Propagation Maps, Maradona Exceptional Points, and Pele Singularities in Anisotropic, Tellegen, Chiral, Moving-Medium, Omega and Other Isotropy-Broken Materials
Abstract
Anisotropic, Tellegen, chiral, moving-medium-type, omega, gyrotropic, hyperbolic, and multi-hyperbolic materials form an important class of isotropy-broken photonic media in which wave propagation can no longer be characterized by the Fresnel wave surface alone. Here we show that Fresnel wave surfaces can be converted into propagation maps that organize positive- and negative-phase-velocity propagation together with attenuation and amplification.
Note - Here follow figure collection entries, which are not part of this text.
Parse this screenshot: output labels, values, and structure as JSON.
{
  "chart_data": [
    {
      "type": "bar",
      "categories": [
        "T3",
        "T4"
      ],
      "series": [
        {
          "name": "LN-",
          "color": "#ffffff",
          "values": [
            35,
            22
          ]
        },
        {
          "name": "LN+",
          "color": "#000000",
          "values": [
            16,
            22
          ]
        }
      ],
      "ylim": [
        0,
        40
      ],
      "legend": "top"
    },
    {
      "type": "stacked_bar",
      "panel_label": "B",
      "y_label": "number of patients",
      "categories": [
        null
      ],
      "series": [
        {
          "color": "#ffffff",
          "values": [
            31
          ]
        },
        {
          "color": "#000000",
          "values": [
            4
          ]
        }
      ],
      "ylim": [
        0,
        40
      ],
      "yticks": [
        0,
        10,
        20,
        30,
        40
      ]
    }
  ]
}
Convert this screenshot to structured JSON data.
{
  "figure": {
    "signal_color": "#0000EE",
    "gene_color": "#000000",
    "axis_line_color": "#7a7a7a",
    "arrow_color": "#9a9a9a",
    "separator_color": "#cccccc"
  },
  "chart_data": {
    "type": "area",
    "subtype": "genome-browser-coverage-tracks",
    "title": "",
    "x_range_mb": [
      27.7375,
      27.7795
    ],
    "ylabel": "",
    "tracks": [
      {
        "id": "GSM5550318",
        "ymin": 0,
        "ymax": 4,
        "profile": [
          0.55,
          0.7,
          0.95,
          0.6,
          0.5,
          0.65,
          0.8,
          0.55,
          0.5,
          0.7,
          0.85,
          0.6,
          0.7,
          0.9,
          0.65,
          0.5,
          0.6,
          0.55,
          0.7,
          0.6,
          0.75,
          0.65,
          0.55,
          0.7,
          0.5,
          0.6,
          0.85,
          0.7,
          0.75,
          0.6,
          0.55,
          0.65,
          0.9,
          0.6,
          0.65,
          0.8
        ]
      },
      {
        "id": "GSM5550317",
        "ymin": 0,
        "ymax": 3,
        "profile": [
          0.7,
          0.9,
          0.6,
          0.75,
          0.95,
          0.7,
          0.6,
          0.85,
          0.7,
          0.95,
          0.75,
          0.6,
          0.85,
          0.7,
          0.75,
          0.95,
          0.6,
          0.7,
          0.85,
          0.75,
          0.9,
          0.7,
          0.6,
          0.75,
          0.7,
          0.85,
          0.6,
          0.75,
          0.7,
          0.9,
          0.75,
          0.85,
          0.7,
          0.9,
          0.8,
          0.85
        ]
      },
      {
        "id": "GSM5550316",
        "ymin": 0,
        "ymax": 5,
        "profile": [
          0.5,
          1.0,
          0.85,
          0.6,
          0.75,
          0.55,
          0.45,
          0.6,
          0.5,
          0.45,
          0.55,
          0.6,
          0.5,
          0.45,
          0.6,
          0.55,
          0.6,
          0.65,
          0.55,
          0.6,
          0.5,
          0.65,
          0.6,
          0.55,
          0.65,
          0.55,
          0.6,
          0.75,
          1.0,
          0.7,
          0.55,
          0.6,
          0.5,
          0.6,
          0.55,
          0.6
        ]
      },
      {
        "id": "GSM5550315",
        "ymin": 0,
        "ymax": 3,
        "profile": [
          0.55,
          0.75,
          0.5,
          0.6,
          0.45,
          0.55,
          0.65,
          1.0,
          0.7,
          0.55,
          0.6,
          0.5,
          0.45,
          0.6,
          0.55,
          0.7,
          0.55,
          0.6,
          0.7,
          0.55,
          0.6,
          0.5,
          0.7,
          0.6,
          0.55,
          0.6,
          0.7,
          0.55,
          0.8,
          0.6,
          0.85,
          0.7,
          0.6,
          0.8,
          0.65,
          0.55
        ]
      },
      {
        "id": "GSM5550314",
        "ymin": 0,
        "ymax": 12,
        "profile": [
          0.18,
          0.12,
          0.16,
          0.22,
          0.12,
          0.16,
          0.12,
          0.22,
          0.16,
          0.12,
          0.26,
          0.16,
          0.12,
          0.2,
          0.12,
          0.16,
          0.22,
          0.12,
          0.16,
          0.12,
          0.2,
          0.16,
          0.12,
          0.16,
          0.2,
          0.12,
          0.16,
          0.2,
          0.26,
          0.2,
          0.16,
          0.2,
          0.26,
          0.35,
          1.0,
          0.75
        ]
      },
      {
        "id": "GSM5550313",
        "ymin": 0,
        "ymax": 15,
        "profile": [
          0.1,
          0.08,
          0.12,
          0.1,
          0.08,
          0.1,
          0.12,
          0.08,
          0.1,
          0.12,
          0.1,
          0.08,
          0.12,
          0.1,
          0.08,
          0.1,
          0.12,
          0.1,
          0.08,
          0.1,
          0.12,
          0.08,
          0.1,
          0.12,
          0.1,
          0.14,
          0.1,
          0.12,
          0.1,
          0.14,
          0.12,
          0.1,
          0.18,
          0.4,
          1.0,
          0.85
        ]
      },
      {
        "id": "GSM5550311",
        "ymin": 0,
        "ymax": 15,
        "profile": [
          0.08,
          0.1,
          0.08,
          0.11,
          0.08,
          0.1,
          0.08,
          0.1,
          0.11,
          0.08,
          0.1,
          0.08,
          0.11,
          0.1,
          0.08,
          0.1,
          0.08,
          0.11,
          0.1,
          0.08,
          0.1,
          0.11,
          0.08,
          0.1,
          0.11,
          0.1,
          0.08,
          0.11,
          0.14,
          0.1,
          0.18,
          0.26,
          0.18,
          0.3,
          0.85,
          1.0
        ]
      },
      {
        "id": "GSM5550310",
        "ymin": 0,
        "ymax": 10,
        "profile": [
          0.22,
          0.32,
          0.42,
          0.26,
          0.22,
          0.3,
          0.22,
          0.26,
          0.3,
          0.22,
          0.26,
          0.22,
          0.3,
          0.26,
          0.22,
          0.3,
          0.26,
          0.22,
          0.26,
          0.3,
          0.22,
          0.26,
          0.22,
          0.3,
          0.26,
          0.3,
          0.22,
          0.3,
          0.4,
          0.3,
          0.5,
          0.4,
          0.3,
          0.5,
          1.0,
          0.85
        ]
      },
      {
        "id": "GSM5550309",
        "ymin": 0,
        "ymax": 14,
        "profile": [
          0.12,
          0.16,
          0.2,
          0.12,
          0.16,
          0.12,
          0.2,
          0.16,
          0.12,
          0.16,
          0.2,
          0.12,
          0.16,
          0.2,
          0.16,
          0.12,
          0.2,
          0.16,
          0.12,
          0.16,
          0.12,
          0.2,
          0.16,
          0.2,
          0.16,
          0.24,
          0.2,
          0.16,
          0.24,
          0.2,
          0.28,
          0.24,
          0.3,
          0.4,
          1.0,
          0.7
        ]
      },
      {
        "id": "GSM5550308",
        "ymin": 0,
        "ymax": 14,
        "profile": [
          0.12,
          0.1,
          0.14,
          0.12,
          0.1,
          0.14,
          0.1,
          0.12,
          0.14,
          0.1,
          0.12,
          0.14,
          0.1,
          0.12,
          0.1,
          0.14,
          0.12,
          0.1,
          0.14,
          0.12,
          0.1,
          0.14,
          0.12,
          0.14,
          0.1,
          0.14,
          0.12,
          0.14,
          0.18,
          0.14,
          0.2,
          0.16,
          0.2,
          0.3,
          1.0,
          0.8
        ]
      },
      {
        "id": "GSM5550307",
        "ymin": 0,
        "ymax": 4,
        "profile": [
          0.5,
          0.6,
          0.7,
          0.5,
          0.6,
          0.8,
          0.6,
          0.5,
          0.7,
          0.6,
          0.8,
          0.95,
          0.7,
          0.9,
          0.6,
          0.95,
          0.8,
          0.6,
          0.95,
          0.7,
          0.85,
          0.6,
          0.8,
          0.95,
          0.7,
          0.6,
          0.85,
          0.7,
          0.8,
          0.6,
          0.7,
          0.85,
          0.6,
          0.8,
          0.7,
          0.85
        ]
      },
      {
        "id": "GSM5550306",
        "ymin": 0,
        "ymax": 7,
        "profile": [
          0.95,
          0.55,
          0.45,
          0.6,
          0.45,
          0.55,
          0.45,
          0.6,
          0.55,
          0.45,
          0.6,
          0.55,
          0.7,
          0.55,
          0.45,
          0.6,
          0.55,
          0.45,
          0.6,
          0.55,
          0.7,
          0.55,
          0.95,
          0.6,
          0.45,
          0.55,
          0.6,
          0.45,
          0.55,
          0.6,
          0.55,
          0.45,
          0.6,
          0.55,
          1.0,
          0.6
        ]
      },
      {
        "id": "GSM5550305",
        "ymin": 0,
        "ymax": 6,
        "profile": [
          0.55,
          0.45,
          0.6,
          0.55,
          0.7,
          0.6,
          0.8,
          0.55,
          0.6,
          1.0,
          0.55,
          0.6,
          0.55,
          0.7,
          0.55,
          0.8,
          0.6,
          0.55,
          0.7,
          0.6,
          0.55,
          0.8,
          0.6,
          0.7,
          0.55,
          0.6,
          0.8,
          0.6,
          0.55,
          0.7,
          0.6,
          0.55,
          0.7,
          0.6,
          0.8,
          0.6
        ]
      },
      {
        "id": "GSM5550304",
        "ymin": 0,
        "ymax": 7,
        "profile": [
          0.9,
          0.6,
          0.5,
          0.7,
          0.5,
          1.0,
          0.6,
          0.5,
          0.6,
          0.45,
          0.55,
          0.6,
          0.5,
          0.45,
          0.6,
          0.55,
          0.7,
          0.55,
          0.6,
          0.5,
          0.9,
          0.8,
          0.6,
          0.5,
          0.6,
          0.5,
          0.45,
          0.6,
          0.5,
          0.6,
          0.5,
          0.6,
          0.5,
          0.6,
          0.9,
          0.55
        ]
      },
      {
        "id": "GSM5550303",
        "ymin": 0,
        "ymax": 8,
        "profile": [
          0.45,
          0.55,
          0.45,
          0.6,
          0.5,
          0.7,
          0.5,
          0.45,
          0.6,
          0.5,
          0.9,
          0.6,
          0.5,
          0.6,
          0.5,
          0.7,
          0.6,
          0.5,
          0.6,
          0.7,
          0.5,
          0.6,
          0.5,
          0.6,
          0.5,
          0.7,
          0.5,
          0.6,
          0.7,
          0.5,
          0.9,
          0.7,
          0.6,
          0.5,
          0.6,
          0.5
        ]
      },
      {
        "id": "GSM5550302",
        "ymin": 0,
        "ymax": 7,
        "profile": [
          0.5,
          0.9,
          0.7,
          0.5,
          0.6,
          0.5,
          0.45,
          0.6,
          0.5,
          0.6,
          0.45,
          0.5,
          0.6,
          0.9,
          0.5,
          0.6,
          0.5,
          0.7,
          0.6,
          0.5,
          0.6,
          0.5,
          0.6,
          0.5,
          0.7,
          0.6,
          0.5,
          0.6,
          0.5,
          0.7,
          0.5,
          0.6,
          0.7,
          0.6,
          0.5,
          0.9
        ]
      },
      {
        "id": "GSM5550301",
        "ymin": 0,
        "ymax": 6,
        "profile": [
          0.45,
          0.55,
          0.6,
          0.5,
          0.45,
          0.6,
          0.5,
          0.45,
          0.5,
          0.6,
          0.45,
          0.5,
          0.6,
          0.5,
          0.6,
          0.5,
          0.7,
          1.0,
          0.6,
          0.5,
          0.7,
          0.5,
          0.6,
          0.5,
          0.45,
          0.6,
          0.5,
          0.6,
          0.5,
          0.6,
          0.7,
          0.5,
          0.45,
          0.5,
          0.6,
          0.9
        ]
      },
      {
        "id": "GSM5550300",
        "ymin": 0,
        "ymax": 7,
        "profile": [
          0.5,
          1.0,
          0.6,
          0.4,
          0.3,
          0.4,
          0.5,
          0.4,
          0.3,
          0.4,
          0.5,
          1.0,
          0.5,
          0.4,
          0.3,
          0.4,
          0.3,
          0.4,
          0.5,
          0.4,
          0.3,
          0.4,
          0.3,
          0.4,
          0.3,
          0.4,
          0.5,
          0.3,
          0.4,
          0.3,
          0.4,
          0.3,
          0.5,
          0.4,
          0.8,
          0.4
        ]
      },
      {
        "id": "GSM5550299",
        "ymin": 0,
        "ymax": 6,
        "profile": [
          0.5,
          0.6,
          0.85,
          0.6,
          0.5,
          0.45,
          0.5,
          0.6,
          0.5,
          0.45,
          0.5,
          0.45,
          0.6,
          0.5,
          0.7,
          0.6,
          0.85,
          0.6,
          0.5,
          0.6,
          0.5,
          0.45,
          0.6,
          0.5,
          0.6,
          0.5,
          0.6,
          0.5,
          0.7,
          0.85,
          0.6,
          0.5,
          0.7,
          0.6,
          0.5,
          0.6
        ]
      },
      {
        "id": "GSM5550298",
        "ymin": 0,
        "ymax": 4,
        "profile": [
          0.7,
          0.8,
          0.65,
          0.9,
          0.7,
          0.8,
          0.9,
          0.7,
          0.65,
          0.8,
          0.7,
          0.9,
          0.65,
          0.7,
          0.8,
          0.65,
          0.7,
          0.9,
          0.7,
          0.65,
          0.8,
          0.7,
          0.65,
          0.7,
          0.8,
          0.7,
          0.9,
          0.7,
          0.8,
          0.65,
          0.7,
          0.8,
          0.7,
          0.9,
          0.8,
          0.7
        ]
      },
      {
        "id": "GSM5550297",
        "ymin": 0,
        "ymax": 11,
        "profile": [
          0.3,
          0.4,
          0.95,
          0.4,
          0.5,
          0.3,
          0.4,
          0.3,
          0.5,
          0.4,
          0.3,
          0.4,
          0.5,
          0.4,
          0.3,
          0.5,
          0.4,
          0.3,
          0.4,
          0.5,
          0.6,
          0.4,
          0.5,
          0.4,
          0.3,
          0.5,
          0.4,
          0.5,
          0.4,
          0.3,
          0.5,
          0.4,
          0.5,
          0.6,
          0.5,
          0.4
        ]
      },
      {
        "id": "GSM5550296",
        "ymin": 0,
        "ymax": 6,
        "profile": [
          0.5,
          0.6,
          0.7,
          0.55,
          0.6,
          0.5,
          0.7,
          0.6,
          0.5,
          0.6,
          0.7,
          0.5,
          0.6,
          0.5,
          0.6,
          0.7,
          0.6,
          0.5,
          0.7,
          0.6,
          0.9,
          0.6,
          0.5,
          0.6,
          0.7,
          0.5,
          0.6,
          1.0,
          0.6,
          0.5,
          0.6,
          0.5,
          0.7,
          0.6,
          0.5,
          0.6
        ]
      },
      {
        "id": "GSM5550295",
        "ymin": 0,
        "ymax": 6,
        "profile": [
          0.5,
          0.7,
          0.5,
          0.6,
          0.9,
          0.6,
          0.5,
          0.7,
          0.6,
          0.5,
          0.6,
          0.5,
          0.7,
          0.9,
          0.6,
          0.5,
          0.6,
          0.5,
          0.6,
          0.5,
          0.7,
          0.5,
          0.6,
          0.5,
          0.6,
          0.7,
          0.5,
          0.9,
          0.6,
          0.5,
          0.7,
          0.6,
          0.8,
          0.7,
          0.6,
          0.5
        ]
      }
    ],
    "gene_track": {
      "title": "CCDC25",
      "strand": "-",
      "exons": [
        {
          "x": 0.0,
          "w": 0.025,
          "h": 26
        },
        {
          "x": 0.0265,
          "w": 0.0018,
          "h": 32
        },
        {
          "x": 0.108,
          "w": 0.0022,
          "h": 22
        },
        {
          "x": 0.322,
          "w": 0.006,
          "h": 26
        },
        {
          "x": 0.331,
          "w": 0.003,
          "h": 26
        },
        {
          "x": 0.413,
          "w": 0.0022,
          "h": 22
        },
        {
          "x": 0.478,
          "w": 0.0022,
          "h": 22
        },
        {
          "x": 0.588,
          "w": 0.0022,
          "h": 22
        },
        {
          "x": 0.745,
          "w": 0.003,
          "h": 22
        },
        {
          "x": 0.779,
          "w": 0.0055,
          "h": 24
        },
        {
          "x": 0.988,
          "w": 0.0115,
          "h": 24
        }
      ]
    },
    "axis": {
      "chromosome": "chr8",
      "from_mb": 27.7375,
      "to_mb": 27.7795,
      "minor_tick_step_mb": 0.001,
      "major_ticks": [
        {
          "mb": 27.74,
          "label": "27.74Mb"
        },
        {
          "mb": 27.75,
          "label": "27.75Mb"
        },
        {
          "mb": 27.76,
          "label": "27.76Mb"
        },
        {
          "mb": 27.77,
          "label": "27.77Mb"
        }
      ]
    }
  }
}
In Hermitian media, the boundary between forward and backward propagation forms the Michelangelo silhouette separatrix. This separatrix is also a continuous locus of Maradona exceptional points, where the index-of-refraction operator becomes defective even though the material medium remains Hermitian. In non-Hermitian media, the attenuation-amplification boundary forms the Caravaggio chiaroscuro separatrix. The associated Pele singularities occur where the handedness remains continuous while the gain-loss character changes sign. Their physical importance is revealed by the momentum-resolved density of states: at these points, the Lorentzian linewidth of the non-Hermitian momentum-resolved density of states (DOS) collapses, producing sharp DOS peaks whose sign reverses across the separatrix. Thus, Pele singularities are threshold-like gain-loss singularities of the Fresnel wave-surface propagation map, generated by non-Hermitian linewidth collapse. The result is a compact geometric language for describing how handedness, degeneracy, loss, gain, and momentum-resolved DOS are organized in isotropy-broken electromagnetic materials.